The response is “a bit disappointing,” Darling said.

“I would strongly recommend that they reconsider that,” Darling said, adding that it would be a good way to introduce themselves to the community.

“I’m not suggesting that they do it for free,” Darling added. “They’ve got an abundance of property in that area – I think it’s 650 parking spaces in total. There can’t be four parking spaces where people can charge their Teslas?”

West joined Darling in referring to the charging station as a “no brainer.”

“I would really urge the applicant to take a second look at the availability of public EV charging stations,” West said. “I can’t imagine why you wouldn’t want to have that infrastructure in place which is only going to support your business, and the business you’re seeking to operate from the site.”

The only other point of contention centred on the rezoning what has historically been agricultural land.

“I do believe that agricultural land is precious, even if it’s small,” said Coun.

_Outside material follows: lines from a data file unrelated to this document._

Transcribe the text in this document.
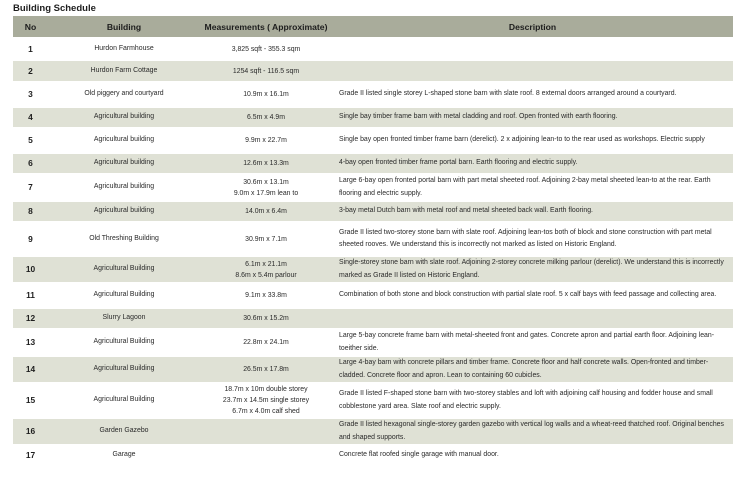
Building Schedule
No	Building	Measurements ( Approximate)	Description
1	Hurdon Farmhouse	3,825 sqft - 355.3 sqm	

2	Hurdon Farm Cottage	1254 sqft - 116.5 sqm	

3	Old piggery and courtyard	10.9m x 16.1m	Grade II listed single storey L-shaped stone barn with slate roof. 8 external doors arranged around a courtyard.
4	Agricultural building	6.5m x 4.9m	Single bay timber frame barn with metal cladding and roof. Open fronted with earth flooring.
5	Agricultural building	9.9m x 22.7m	Single bay open fronted timber frame barn (derelict). 2 x adjoining lean-to to the rear used as workshops. Electric supply
6	Agricultural building	12.6m x 13.3m	4-bay open fronted timber frame portal barn. Earth flooring and electric supply.
7	Agricultural building	30.6m x 13.1m
9.0m x 17.9m lean to	Large 6-bay open fronted portal barn with part metal sheeted roof. Adjoining 2-bay metal sheeted lean-to at the rear. Earth flooring and electric supply.
8	Agricultural building	14.0m x 6.4m	3-bay metal Dutch barn with metal roof and metal sheeted back wall. Earth flooring.
9	Old Threshing Building	30.9m x 7.1m	Grade II listed two-storey stone barn with slate roof. Adjoining lean-tos both of block and stone construction with part metal sheeted rooves. We understand this is incorrectly not marked as listed on Historic England.
10	Agricultural Building	6.1m x 21.1m
8.6m x 5.4m parlour	Single-storey stone barn with slate roof. Adjoining 2-storey concrete milking parlour (derelict). We understand this is incorrectly marked as Grade II listed on Historic England.
11	Agricultural Building	9.1m x 33.8m	Combination of both stone and block construction with partial slate roof. 5 x calf bays with feed passage and collecting area.
12	Slurry Lagoon	30.6m x 15.2m	

13	Agricultural Building	22.8m x 24.1m	Large 5-bay concrete frame barn with metal-sheeted front and gates. Concrete apron and partial earth floor. Adjoining lean-toeither side.
14	Agricultural Building	26.5m x 17.8m	Large 4-bay barn with concrete pillars and timber frame. Concrete floor and half concrete walls. Open-fronted and timber-cladded. Concrete floor and apron. Lean to containing 60 cubicles.
15	Agricultural Building	18.7m x 10m double storey
23.7m x 14.5m single storey
6.7m x 4.0m calf shed	Grade II listed F-shaped stone barn with two-storey stables and loft with adjoining calf housing and fodder house and small cobblestone yard area. Slate roof and electric supply.
16	Garden Gazebo		Grade II listed hexagonal single-storey garden gazebo with vertical log walls and a wheat-reed thatched roof. Original benches and shaped supports.
17	Garage		Concrete flat roofed single garage with manual door.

Nancy McCurrach, who cast the lone vote against the project.

The approximately 7.5-acre site isn’t in the agricultural land reserve, West said.

“There is no agricultural activity on this site at all,” he said. “[The property] has not been an agricultural site for decades and decades and has no prospect of being an agricultural site.”

The public hearing is scheduled for Sept. 12.

The project

If Bosa’s proposal is approved, the vacant parcels at 1021 and 1032 Nicola Ave. would become home to an approximately 60,000 square foot auto shop that would serve as the primary repair location for Teslas in the Lower Mainland as well as a terminal destination for imports from the United States and China, according to Bosa development manager Jordan Grubner.

“While some vehicles will be distributed among existing Tesla dealerships, the majority of new vehicles (75 percent or more) will be routed through this flagship delivery centre,” according to Grubner.

Workers at the facility will likely deliver about 40 cars a day and repair about 50 vehicles, Grubner stated. The facility will also dispatch mobile mechanics, Grubner explained.

“Nearly 50 percent of service operations will be conducted directly at customers’ homes through a mobile service,” he wrote in a letter to the city.

Assuming a 40-hour week, technicians at the centre will likely take home between $72,000 and $87,000 annuals, while managerial staff will make between $100,000 and $140,000 per year.

In total, the facility should bring about 80 jobs to the city, according to a staff report.

Intersections in the neighbourhood generally operate at “acceptable levels of service,” according to a report prepared by CTS Traffic Engineering Specialists and submitted by Bosa.

The development is estimated to generate about 245 car trips during morning rush hour, 678 car trips during afternoon rush hour, and 800 trips during peak hours on Saturday.

The project will likely lead to a 3.8 percent increase in terms of vehicles on the road during weekday morning rush hour and 8.8 percent during afternoon rush hour.

The centre is slated to include 686 parking spots, with 36 stalls on the north parcel and 650 parking spots on the south side.